Lietuvos Energija said Swedish consultants SWECO International had won a tender to carry out a feasibility study on connecting Lithuanian and Swedish electricity systems.
The study would be delivered in September to Lietuvos Energija and Svenska Kraftnät, which are both state-owned companies and run their respective national grids.
Lithuania’s and Sweden’s energy grids could be linked via a 350-kilometre, 700-1,000 megawatt cable under the Baltic sea.
Preliminary estimates have shown that the link could cost some €400 million euros and could be completed by 2012.
Lithuania is looking for ways to avoid an energy shortfall when it shuts down its Soviet-era Ignalina nuclear plant, which supplies about 70 percent of the Baltic country’s electricity needs.

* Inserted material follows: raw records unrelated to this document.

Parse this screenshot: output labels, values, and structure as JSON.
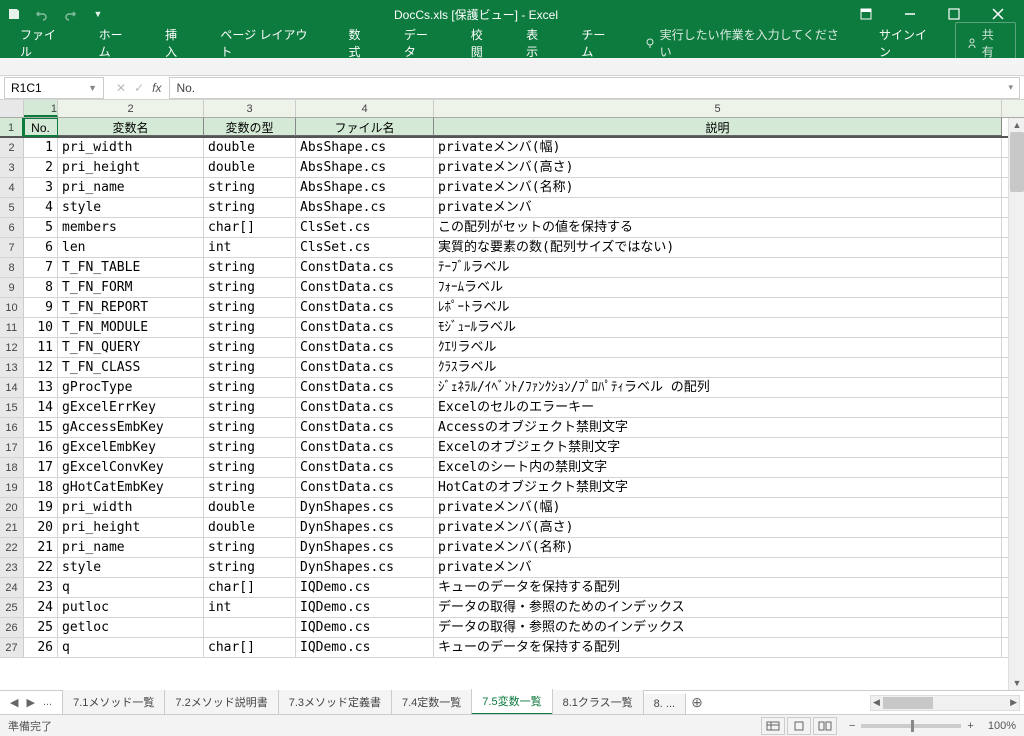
{
  "app": {
    "title": "DocCs.xls  [保護ビュー] - Excel"
  },
  "ribbon": {
    "tabs": [
      "ファイル",
      "ホーム",
      "挿入",
      "ページ レイアウト",
      "数式",
      "データ",
      "校閲",
      "表示",
      "チーム"
    ],
    "tellme": "実行したい作業を入力してください",
    "signin": "サインイン",
    "share": "共有"
  },
  "namebox": "R1C1",
  "formula": "No.",
  "col_headers": [
    "1",
    "2",
    "3",
    "4",
    "5"
  ],
  "table_header": [
    "No.",
    "変数名",
    "変数の型",
    "ファイル名",
    "説明"
  ],
  "rows": [
    {
      "n": "1",
      "v": [
        "1",
        "pri_width",
        "double",
        "AbsShape.cs",
        "privateメンバ(幅)"
      ]
    },
    {
      "n": "2",
      "v": [
        "2",
        "pri_height",
        "double",
        "AbsShape.cs",
        "privateメンバ(高さ)"
      ]
    },
    {
      "n": "3",
      "v": [
        "3",
        "pri_name",
        "string",
        "AbsShape.cs",
        "privateメンバ(名称)"
      ]
    },
    {
      "n": "4",
      "v": [
        "4",
        "style",
        "string",
        "AbsShape.cs",
        "privateメンバ"
      ]
    },
    {
      "n": "5",
      "v": [
        "5",
        "members",
        "char[]",
        "ClsSet.cs",
        "この配列がセットの値を保持する"
      ]
    },
    {
      "n": "6",
      "v": [
        "6",
        "len",
        "int",
        "ClsSet.cs",
        "実質的な要素の数(配列サイズではない)"
      ]
    },
    {
      "n": "7",
      "v": [
        "7",
        "T_FN_TABLE",
        "string",
        "ConstData.cs",
        "ﾃｰﾌﾞﾙラベル"
      ]
    },
    {
      "n": "8",
      "v": [
        "8",
        "T_FN_FORM",
        "string",
        "ConstData.cs",
        "ﾌｫｰﾑラベル"
      ]
    },
    {
      "n": "9",
      "v": [
        "9",
        "T_FN_REPORT",
        "string",
        "ConstData.cs",
        "ﾚﾎﾟｰﾄラベル"
      ]
    },
    {
      "n": "10",
      "v": [
        "10",
        "T_FN_MODULE",
        "string",
        "ConstData.cs",
        "ﾓｼﾞｭｰﾙラベル"
      ]
    },
    {
      "n": "11",
      "v": [
        "11",
        "T_FN_QUERY",
        "string",
        "ConstData.cs",
        "ｸｴﾘラベル"
      ]
    },
    {
      "n": "12",
      "v": [
        "12",
        "T_FN_CLASS",
        "string",
        "ConstData.cs",
        "ｸﾗｽラベル"
      ]
    },
    {
      "n": "13",
      "v": [
        "13",
        "gProcType",
        "string",
        "ConstData.cs",
        "ｼﾞｪﾈﾗﾙ/ｲﾍﾞﾝﾄ/ﾌｧﾝｸｼｮﾝ/ﾌﾟﾛﾊﾟﾃｨラベル の配列"
      ]
    },
    {
      "n": "14",
      "v": [
        "14",
        "gExcelErrKey",
        "string",
        "ConstData.cs",
        "Excelのセルのエラーキー"
      ]
    },
    {
      "n": "15",
      "v": [
        "15",
        "gAccessEmbKey",
        "string",
        "ConstData.cs",
        "Accessのオブジェクト禁則文字"
      ]
    },
    {
      "n": "16",
      "v": [
        "16",
        "gExcelEmbKey",
        "string",
        "ConstData.cs",
        "Excelのオブジェクト禁則文字"
      ]
    },
    {
      "n": "17",
      "v": [
        "17",
        "gExcelConvKey",
        "string",
        "ConstData.cs",
        "Excelのシート内の禁則文字"
      ]
    },
    {
      "n": "18",
      "v": [
        "18",
        "gHotCatEmbKey",
        "string",
        "ConstData.cs",
        "HotCatのオブジェクト禁則文字"
      ]
    },
    {
      "n": "19",
      "v": [
        "19",
        "pri_width",
        "double",
        "DynShapes.cs",
        "privateメンバ(幅)"
      ]
    },
    {
      "n": "20",
      "v": [
        "20",
        "pri_height",
        "double",
        "DynShapes.cs",
        "privateメンバ(高さ)"
      ]
    },
    {
      "n": "21",
      "v": [
        "21",
        "pri_name",
        "string",
        "DynShapes.cs",
        "privateメンバ(名称)"
      ]
    },
    {
      "n": "22",
      "v": [
        "22",
        "style",
        "string",
        "DynShapes.cs",
        "privateメンバ"
      ]
    },
    {
      "n": "23",
      "v": [
        "23",
        "q",
        "char[]",
        "IQDemo.cs",
        "キューのデータを保持する配列"
      ]
    },
    {
      "n": "24",
      "v": [
        "24",
        "putloc",
        "int",
        "IQDemo.cs",
        "データの取得・参照のためのインデックス"
      ]
    },
    {
      "n": "25",
      "v": [
        "25",
        "getloc",
        "",
        "IQDemo.cs",
        "データの取得・参照のためのインデックス"
      ]
    },
    {
      "n": "26",
      "v": [
        "26",
        "q",
        "char[]",
        "IQDemo.cs",
        "キューのデータを保持する配列"
      ]
    }
  ],
  "sheets": {
    "overflow_left": "...",
    "tabs": [
      "7.1メソッド一覧",
      "7.2メソッド説明書",
      "7.3メソッド定義書",
      "7.4定数一覧",
      "7.5変数一覧",
      "8.1クラス一覧",
      "8. ..."
    ],
    "active": "7.5変数一覧"
  },
  "status": {
    "ready": "準備完了",
    "zoom": "100%"
  }
}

The first reactor at Ignalina was shut down in 2004.
The facility is to be closed completely in 2009 under Lithuania’s commitments to the European Union, which it joined in 2004.
Lithuania and its Baltic neighbours Estonia and Latvia also plan to build a new nuclear power plant in Lithuania. Poland is also expected to join the project.
Lithuania, which regained its independence from the Soviet Union in 1991, remains heavily dependent on energy from Russia, its only supplier of gas and a major supplier of oil.